Adiante. Levei epidural. Fiquei porreira. Claro. Chega ao médico e ralha comigo porque eu tenho os intestinos cheios. Eu reclamo com ele a dizer que se nessa manhã não me tivessem apressado como eu pedi, eu teria tido tempo de ir ao WC. Calou-se. Pede-me para fazer força duas vezes. Claro com a epidural já nem sabia fazer força. Fica impaciente aplica-me a manobra de Kristeller sem aviso prévio. Doeu horrores!

Levei 3 pontos. Não sei se me fizeram episiotomia. Se fizeram, eu não consenti. Foi um parto super rápido. Eu não percebi se tendo eu ficado um mês internada num hospital para que serviu tanta pressa. Parecia que o homem estava em final de turno e se queria ir embora.

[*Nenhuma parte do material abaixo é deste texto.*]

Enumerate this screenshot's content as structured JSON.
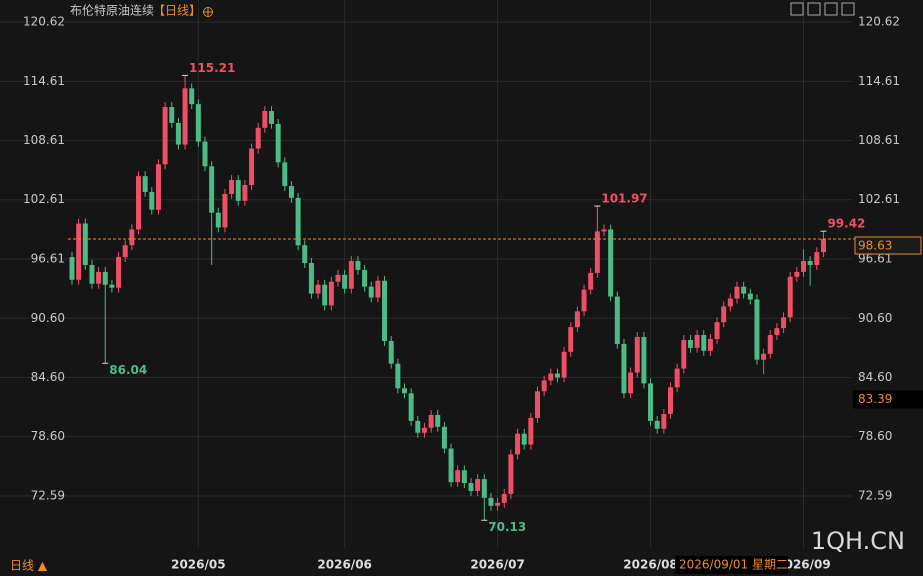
{
  "chart_data": {
    "type": "candlestick",
    "title": "布伦特原油连续",
    "period_tag": "【日线】",
    "period_menu": "日线 ▲",
    "watermark": "1QH.CN",
    "categories": [
      null,
      null,
      null,
      null,
      null,
      null,
      null,
      null,
      null,
      null,
      null,
      null,
      null,
      null,
      null,
      null,
      null,
      null,
      null,
      "2026/05",
      null,
      null,
      null,
      null,
      null,
      null,
      null,
      null,
      null,
      null,
      null,
      null,
      null,
      null,
      null,
      null,
      null,
      null,
      null,
      null,
      null,
      "2026/06",
      null,
      null,
      null,
      null,
      null,
      null,
      null,
      null,
      null,
      null,
      null,
      null,
      null,
      null,
      null,
      null,
      null,
      null,
      null,
      null,
      null,
      null,
      "2026/07",
      null,
      null,
      null,
      null,
      null,
      null,
      null,
      null,
      null,
      null,
      null,
      null,
      null,
      null,
      null,
      null,
      null,
      null,
      null,
      null,
      null,
      null,
      "2026/08",
      null,
      null,
      null,
      null,
      null,
      null,
      null,
      null,
      null,
      null,
      null,
      null,
      null,
      null,
      null,
      null,
      null,
      null,
      null,
      null,
      null,
      null,
      "2026/09",
      null,
      null,
      null
    ],
    "open": [
      96.8,
      94.5,
      100.2,
      96.0,
      94.1,
      95.3,
      94.0,
      93.7,
      96.8,
      98.0,
      99.6,
      105.0,
      103.4,
      101.6,
      106.2,
      112.0,
      110.4,
      108.2,
      113.9,
      112.3,
      108.5,
      106.0,
      101.3,
      99.8,
      103.2,
      104.6,
      102.5,
      104.1,
      107.8,
      109.9,
      111.6,
      110.3,
      106.4,
      104.0,
      102.8,
      98.0,
      96.2,
      93.1,
      94.0,
      91.9,
      94.3,
      95.0,
      93.6,
      96.4,
      95.5,
      93.8,
      92.7,
      94.4,
      88.3,
      86.0,
      83.5,
      83.0,
      80.2,
      79.0,
      79.5,
      80.8,
      79.6,
      77.4,
      74.0,
      75.2,
      73.9,
      73.1,
      74.3,
      72.4,
      71.6,
      71.9,
      72.8,
      76.8,
      78.9,
      77.8,
      80.5,
      83.2,
      84.3,
      85.0,
      84.6,
      87.2,
      89.7,
      91.3,
      93.5,
      95.2,
      99.4,
      99.6,
      92.8,
      88.0,
      83.0,
      85.1,
      88.7,
      84.0,
      80.2,
      79.4,
      80.9,
      83.6,
      85.5,
      88.4,
      87.6,
      88.9,
      87.3,
      88.5,
      90.2,
      91.8,
      92.6,
      93.8,
      93.1,
      92.5,
      86.4,
      87.0,
      88.9,
      89.6,
      90.7,
      94.8,
      95.3,
      96.4,
      96.0,
      97.3
    ],
    "high": [
      97.3,
      100.7,
      100.7,
      96.5,
      95.8,
      95.8,
      94.5,
      97.3,
      98.5,
      100.1,
      105.5,
      105.5,
      103.9,
      106.7,
      112.5,
      112.5,
      110.9,
      115.21,
      114.4,
      112.8,
      109.0,
      106.5,
      101.8,
      103.7,
      105.1,
      105.1,
      104.6,
      108.3,
      110.4,
      112.1,
      112.1,
      110.8,
      106.9,
      104.5,
      103.3,
      98.5,
      96.7,
      94.5,
      94.5,
      94.8,
      95.5,
      95.5,
      96.9,
      96.9,
      96.0,
      94.3,
      94.9,
      94.9,
      88.8,
      86.5,
      84.0,
      83.5,
      80.7,
      80.0,
      81.3,
      81.3,
      80.1,
      77.9,
      75.7,
      75.7,
      74.4,
      74.8,
      74.8,
      72.9,
      72.4,
      73.3,
      77.3,
      79.4,
      79.4,
      81.0,
      83.7,
      84.8,
      85.5,
      85.5,
      87.7,
      90.2,
      91.8,
      94.0,
      95.7,
      101.97,
      100.1,
      100.1,
      93.3,
      88.5,
      85.6,
      89.2,
      89.2,
      84.5,
      80.7,
      81.4,
      84.1,
      86.0,
      88.9,
      88.9,
      89.4,
      89.4,
      89.0,
      90.7,
      92.3,
      93.1,
      94.3,
      94.3,
      93.6,
      93.0,
      87.5,
      89.4,
      90.1,
      91.2,
      95.3,
      95.8,
      97.6,
      96.9,
      97.8,
      99.42
    ],
    "low": [
      94.0,
      94.0,
      95.5,
      93.6,
      93.6,
      86.04,
      93.2,
      93.2,
      96.3,
      97.5,
      99.1,
      102.9,
      101.1,
      101.1,
      105.7,
      109.9,
      107.7,
      107.7,
      111.8,
      108.0,
      105.5,
      96.0,
      99.3,
      99.3,
      102.7,
      102.0,
      102.0,
      103.6,
      107.3,
      109.4,
      109.8,
      105.9,
      103.5,
      102.3,
      97.5,
      95.7,
      92.6,
      92.6,
      91.4,
      91.4,
      93.8,
      93.1,
      93.1,
      95.0,
      93.3,
      92.2,
      92.2,
      87.8,
      85.5,
      83.0,
      82.5,
      79.7,
      78.5,
      78.5,
      79.0,
      79.1,
      76.9,
      73.5,
      73.5,
      73.4,
      72.6,
      72.6,
      70.13,
      71.1,
      71.1,
      71.4,
      72.3,
      76.3,
      77.3,
      77.3,
      80.0,
      82.7,
      83.8,
      84.1,
      84.1,
      86.7,
      89.2,
      90.8,
      93.0,
      94.7,
      98.9,
      92.3,
      87.5,
      82.5,
      82.5,
      84.6,
      83.5,
      79.7,
      78.9,
      78.9,
      80.4,
      83.1,
      85.0,
      87.1,
      87.1,
      86.8,
      86.8,
      88.0,
      89.7,
      91.3,
      92.1,
      92.6,
      92.0,
      85.9,
      84.9,
      86.5,
      88.4,
      89.1,
      90.2,
      94.3,
      94.8,
      93.9,
      95.5,
      96.8
    ],
    "close": [
      94.5,
      100.2,
      96.0,
      94.1,
      95.3,
      94.0,
      93.7,
      96.8,
      98.0,
      99.6,
      105.0,
      103.4,
      101.6,
      106.2,
      112.0,
      110.4,
      108.2,
      113.9,
      112.3,
      108.5,
      106.0,
      101.3,
      99.8,
      103.2,
      104.6,
      102.5,
      104.1,
      107.8,
      109.9,
      111.6,
      110.3,
      106.4,
      104.0,
      102.8,
      98.0,
      96.2,
      93.1,
      94.0,
      91.9,
      94.3,
      95.0,
      93.6,
      96.4,
      95.5,
      93.8,
      92.7,
      94.4,
      88.3,
      86.0,
      83.5,
      83.0,
      80.2,
      79.0,
      79.5,
      80.8,
      79.6,
      77.4,
      74.0,
      75.2,
      73.9,
      73.1,
      74.3,
      72.4,
      71.6,
      71.9,
      72.8,
      76.8,
      78.9,
      77.8,
      80.5,
      83.2,
      84.3,
      85.0,
      84.6,
      87.2,
      89.7,
      91.3,
      93.5,
      95.2,
      99.4,
      99.6,
      92.8,
      88.0,
      83.0,
      85.1,
      88.7,
      84.0,
      80.2,
      79.4,
      80.9,
      83.6,
      85.5,
      88.4,
      87.6,
      88.9,
      87.3,
      88.5,
      90.2,
      91.8,
      92.6,
      93.8,
      93.1,
      92.5,
      86.4,
      87.0,
      88.9,
      89.6,
      90.7,
      94.8,
      95.3,
      96.4,
      96.0,
      97.3,
      98.63
    ],
    "up_color": "#ef4f65",
    "down_color": "#4cbb86",
    "ylim": [
      67.32,
      122.85
    ],
    "yticks": [
      120.62,
      114.61,
      108.61,
      102.61,
      96.61,
      {
        "value": 90.6,
        "label": "90.60"
      },
      {
        "value": 84.6,
        "label": "84.60"
      },
      {
        "value": 78.6,
        "label": "78.60"
      },
      72.59
    ],
    "grid": true,
    "crosshair_value": 83.39,
    "crosshair_date": "2026/09/01 星期二"
  }
}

O pior são as sequelas. As minhas eu sobrevivo. Apesar de prejudicar a minha vida normal. Mas a minha filha sofreu uma lesão na coluna. Não dormia. Não mamou até aos 4 meses (eu tirava leite com a bomba porque sou teimosa que nem uma mula!). Há médicos que colocam a hipótese de os problemas de visão serem derivados à manobra de Kristeller. Milhares de euros em terapias de todo o tipo. Mais as limitações de vida da minha filha no dia-a-dia.

Eu cá tenho uma perturbação de sono. Daí as insónias e os posts de madrugada. Desconfio que tive uma depressão pós-parto ligeira. Como sou psicóloga, claro que só vi isso à distância. Afinal “casa de ferreiro, espeto de pau.”

Acordei do meu torpor com o movimento #EuVivo mas também com o desejo de ser mãe novamente. Daí o medo voltou. As memórias.

No próximo parto será diferente. Já sei ao que vou.

Um Apelo

Mães parem de sofrer em silêncio. Contem a vossa história. Superem os vossos traumas. Quantas de vós não terão desenvolvido Depressão Pós-Parto à conta disto? E são vocês, os vossos maridos e os vossos filhos os maiores prejudicados.

A violência obstétrica aconteceu-vos, mas não vos define enquanto mulheres, mães e pessoas. É possível superar o trauma e sair mais forte disto. Procurem ajuda.

Uma palavra aos Profissionais

Eu quero acreditar que estão a seguir protocolos e que não têm noção do que fazem e dos efeitos a longo prazo das vossas ações. Que são pessoas bem-intencionadas a cumprir uma linda missão de vida. Mas todos vós são pessoas muito inteligentes, com estudos superiores e acima de tudo, pensamento crítico. Revejam as vossas práticas ultrapassadas, frequentem congressos, façam cursos, visitem maternidades no estrangeiro, atualizem-se!

As mães e os bebés de Portugal agradecem o vosso empenho.